High-ranking drug cartel member held over disappearance of 43 college students
A suspected high-ranking drug cartel member implicated in last year's disappearance of 43 college students in the Mexican state of Guerrero has been captured.
National Security Commissioner Renato Sales confirmed the detention of Gildardo Lopez Astudillo, 36, calling him the "intellectual author" of the students' disappearance.
He was arrested on Wednesday in the city of Taxco and is suspected of involvement in drug distribution, extortion and organised crime.
In November, the then attorney general Jesus Murillo Karam said Lopez Astudillo had informed his drug gang boss, Sidronio Casarrubias Salgado, that rivals were causing trouble in the city of Iguala.
Casarrubias allegedly instructed him to defend their turf.
The government's investigation maintains local police in Iguala illegally detained the students from the Rural Normal School of Ayotzinapa on September 26 last year.
They turned them over to the Guerreros Unidos gang, where the authorities say they were killed and incinerated at a rubbish dump.
However, family members continue to doubt the official account of what happened.
A recent report presented by a group of independent experts has discredited many aspects of the official inquiry, such as discounting the possibility that the bodies were burned on a giant pyre at the dump.
Authorities say they have identified the remains of two of the missing students.
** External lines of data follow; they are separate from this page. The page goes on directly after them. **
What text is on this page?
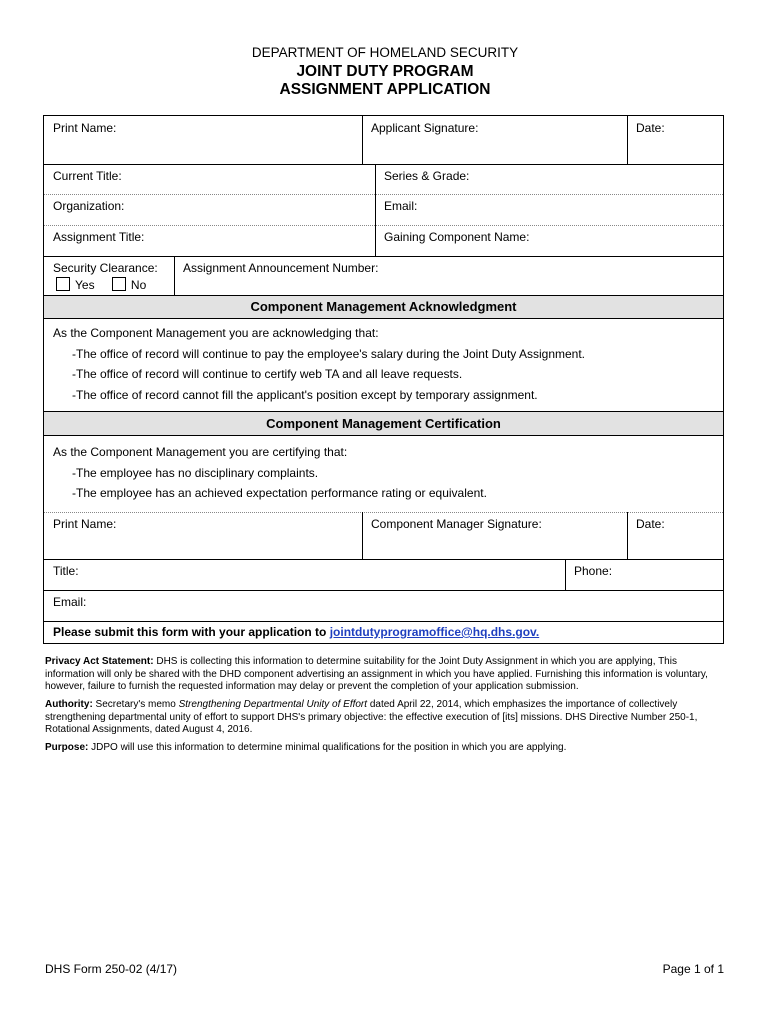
DEPARTMENT OF HOMELAND SECURITY
JOINT DUTY PROGRAM
ASSIGNMENT APPLICATION
Print Name:	Applicant Signature:	Date:
Current Title:	Series & Grade:
Organization:	Email:
Assignment Title:	Gaining Component Name:
Security Clearance:
Yes	No
Assignment Announcement Number:
Component Management Acknowledgment
As the Component Management you are acknowledging that:
-The office of record will continue to pay the employee's salary during the Joint Duty Assignment.
-The office of record will continue to certify web TA and all leave requests.
-The office of record cannot fill the applicant's position except by temporary assignment.
Component Management Certification
As the Component Management you are certifying that:
-The employee has no disciplinary complaints.
-The employee has an achieved expectation performance rating or equivalent.
Print Name:	Component Manager Signature:	Date:
Title:	Phone:
Email:
Please submit this form with your application to jointdutyprogramoffice@hq.dhs.gov.
Privacy Act Statement: DHS is collecting this information to determine suitability for the Joint Duty Assignment in which you are applying, This information will only be shared with the DHD component advertising an assignment in which you have applied. Furnishing this information is voluntary, however, failure to furnish the requested information may delay or prevent the completion of your application submission.
Authority: Secretary's memo Strengthening Departmental Unity of Effort dated April 22, 2014, which emphasizes the importance of collectively strengthening departmental unity of effort to support DHS's primary objective: the effective execution of [its] missions. DHS Directive Number 250-1, Rotational Assignments, dated August 4, 2016.
Purpose: JDPO will use this information to determine minimal qualifications for the position in which you are applying.
DHS Form 250-02 (4/17)	Page 1 of 1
The identification of the second victim, Jhosivani Guerrero de la Cruz, was announced on Wednesday.
A team of Argentine investigators also working on the case said on Thursday night that "serious questions" remain about the origin of samples that were tested and it does not consider the identification a definitive result.
Meanwhile, police have found clandestine graves containing seven bodies in Acapulco.
The bodies of five men and two women showed signs of torture. The victims were apparently shot dead and dumped in six shallow graves in the Pacific coast resort.
The prosecutors' office in the southern state of Guerrero said the graves were found after police responded to a report about a body.
Residents then told police they suspected there were clandestine graves in the area, which is in the hills well away from the tourist city's seaside boulevard.